PORTLAND, Ore. – Even the most ardent classical-music enthusiasts may not know several details about clarinetist David Shifrin, who retired this summer after 40 years as Chamber Music Northwest’s artistic director.

  • He uses synthetic – not cane – reeds.
  • His distant relative, Lalo Schifrin (different spelling), who came to Hollywood from Argentina, convinced Shifrin’s parents to buy him a clarinet when David was growing up in Queens, New York. Lalo Schifrin, now 88, composed the theme for the television series Mission Impossible, and David Shifrin, 18 years his junior, decades later commissioned him to compose clarinet works that were recorded on the Aleph Label, Shifrin Plays Schifrin and performed at Chamber Music Northwest.

  • Hearing Benny Goodman play Mozart’s Clarinet Concerto and “lots and lots of swing” in the 1956 movie The Benny Goodman Story assured Shifrin that he had picked the right instrument. “I just fell in love with the clarinet,” said Shifrin, who at age 13 attended Interlochen Center for the Arts in Michigan. Surrounded by serious young players, including violinist sisters Ida and Ani Kavafian (frequent performers at Chamber Music Northwest), Shifrin convinced himself that to be a musician, “I’d have to work very, very hard, practice and practice, and be the best I could be.” That summer, he thought he’d give the career a shot. He’s never recalibrated his aim.
  • He has 14-year-old triplets, two of them striving musicians, and another a computer whiz. He also has a 26-year-old son who is a football coach. A couple of weeks into retirement from CMNW, he said he plans to spend more time with the triplets, continue to play his MoBA cocobolo-wood clarinet for various concerts, some at CMNW, and keep teaching at the Yale School of Music.
Shifrin’s love for the clarinet was reinforced by the dazzling impact of Benny Goodman.

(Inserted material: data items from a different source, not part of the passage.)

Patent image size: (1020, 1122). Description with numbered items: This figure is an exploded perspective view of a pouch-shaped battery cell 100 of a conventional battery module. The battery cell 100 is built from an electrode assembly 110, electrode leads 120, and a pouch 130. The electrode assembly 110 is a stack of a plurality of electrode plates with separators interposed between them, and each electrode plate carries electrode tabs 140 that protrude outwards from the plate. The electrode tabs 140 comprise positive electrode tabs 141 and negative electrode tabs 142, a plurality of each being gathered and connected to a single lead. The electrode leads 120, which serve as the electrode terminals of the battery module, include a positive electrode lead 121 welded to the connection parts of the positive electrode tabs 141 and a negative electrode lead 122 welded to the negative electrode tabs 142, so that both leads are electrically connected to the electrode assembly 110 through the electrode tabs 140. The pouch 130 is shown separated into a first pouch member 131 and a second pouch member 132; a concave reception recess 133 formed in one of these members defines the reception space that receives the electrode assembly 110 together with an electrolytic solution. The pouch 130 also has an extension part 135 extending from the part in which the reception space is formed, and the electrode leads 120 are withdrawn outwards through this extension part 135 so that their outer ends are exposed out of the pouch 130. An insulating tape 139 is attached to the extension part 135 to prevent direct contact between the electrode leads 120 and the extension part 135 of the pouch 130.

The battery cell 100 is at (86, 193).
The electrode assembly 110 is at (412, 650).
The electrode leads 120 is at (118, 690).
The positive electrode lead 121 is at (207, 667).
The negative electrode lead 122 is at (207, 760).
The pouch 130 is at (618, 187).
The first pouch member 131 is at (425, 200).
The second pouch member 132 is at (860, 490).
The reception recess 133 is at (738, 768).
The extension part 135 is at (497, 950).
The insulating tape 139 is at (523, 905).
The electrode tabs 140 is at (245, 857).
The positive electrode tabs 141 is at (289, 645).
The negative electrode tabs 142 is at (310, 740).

Shifrin is one of three wind players to win the Avery Fisher Prize, established in 1974 to recognize outstanding soloists. He was given an honorary membership by the International Clarinet Society in 2014 for lifetime achievement. As a young man, he won the top prizes at the Munich and Geneva international competitions, which helped to launch his career.

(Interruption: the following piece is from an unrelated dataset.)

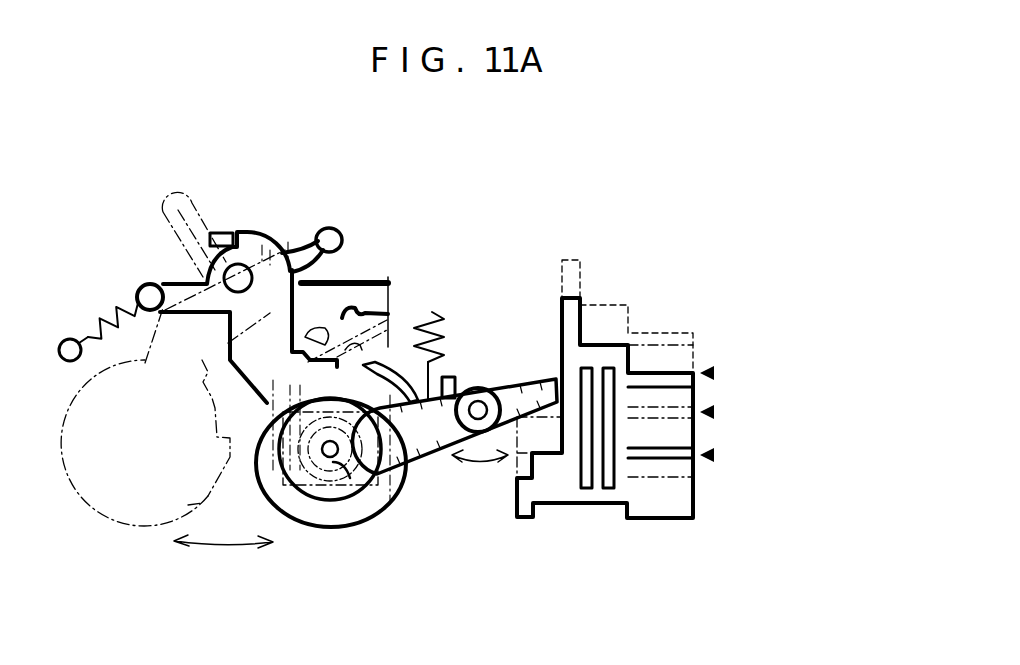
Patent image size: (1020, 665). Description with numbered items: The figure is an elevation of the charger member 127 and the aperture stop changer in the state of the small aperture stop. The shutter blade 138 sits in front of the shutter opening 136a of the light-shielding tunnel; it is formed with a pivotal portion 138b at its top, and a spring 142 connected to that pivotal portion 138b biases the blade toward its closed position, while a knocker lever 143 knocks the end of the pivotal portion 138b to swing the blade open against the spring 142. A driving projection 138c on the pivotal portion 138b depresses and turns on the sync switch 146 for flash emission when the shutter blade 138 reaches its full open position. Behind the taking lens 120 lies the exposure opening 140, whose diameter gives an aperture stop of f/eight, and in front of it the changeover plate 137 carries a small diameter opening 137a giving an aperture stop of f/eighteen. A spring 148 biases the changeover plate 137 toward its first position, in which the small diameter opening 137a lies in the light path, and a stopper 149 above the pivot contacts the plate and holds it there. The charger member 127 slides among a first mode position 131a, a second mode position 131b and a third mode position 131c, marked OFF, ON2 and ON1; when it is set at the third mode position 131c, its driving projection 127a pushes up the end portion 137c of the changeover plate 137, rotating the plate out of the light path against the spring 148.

His accolades are manifold, but he was more interested in talking about the “clarinet geek week,” as he called it, at Chamber Music Northwest in 2019: More than 100 clarinetists – pros, proteges and students from all over the world – played a raucous finale of Vivaldi, Edgar, Mahler, and Sousa on Portland’s mid-city Park Blocks to end a week of clarinet collaboration. “I’ll never forget it,” he said of that festival highlight.

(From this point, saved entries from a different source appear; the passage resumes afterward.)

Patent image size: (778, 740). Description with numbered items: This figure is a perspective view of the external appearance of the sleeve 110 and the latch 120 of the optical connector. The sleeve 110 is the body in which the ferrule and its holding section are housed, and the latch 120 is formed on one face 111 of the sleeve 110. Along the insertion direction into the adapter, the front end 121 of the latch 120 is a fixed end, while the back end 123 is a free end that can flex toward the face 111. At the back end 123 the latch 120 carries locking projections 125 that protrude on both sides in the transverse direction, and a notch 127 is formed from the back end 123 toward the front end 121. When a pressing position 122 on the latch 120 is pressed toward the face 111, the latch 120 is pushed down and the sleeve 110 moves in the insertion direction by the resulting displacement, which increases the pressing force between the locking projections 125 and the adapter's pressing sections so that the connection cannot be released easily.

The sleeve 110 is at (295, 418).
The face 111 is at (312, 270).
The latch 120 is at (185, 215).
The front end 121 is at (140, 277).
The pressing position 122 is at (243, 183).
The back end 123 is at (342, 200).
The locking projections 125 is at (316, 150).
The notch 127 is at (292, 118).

This year’s virtual concerts, which sent Shifrin digging through archives, marked the end of his CMNW tenure. “It was quite a nostalgic journey if a great deal of work,” he said. “It was shock to be in a position to replace something that we’ve done for almost 50 years (CMNW started in 1971 under violinist Sergiu Luca), but everybody is doing that, adapting to the changes the virus has brought.”

The 2020 online festival pulled in 50,000 people – the most ever to hear its music – for 18 live streaming concerts, according to CMNW executive director Pieter Bilotta. On the last festival evening July 26, Shifrin soloed in American composer David Serkin Ludwig’s swansong to Shifrin called Berakah, which means “blessing” in Hebrew. Ludwig, who is the grandson of pianist Rudolf Serkin, introduced his composition by saying that “David is a blessing for his incredible musicianship.” And at the end of the concert, longtime CMNW musicians bid him an online farewell. All Shifrin could say, brushing away a tear, was, “You got me.”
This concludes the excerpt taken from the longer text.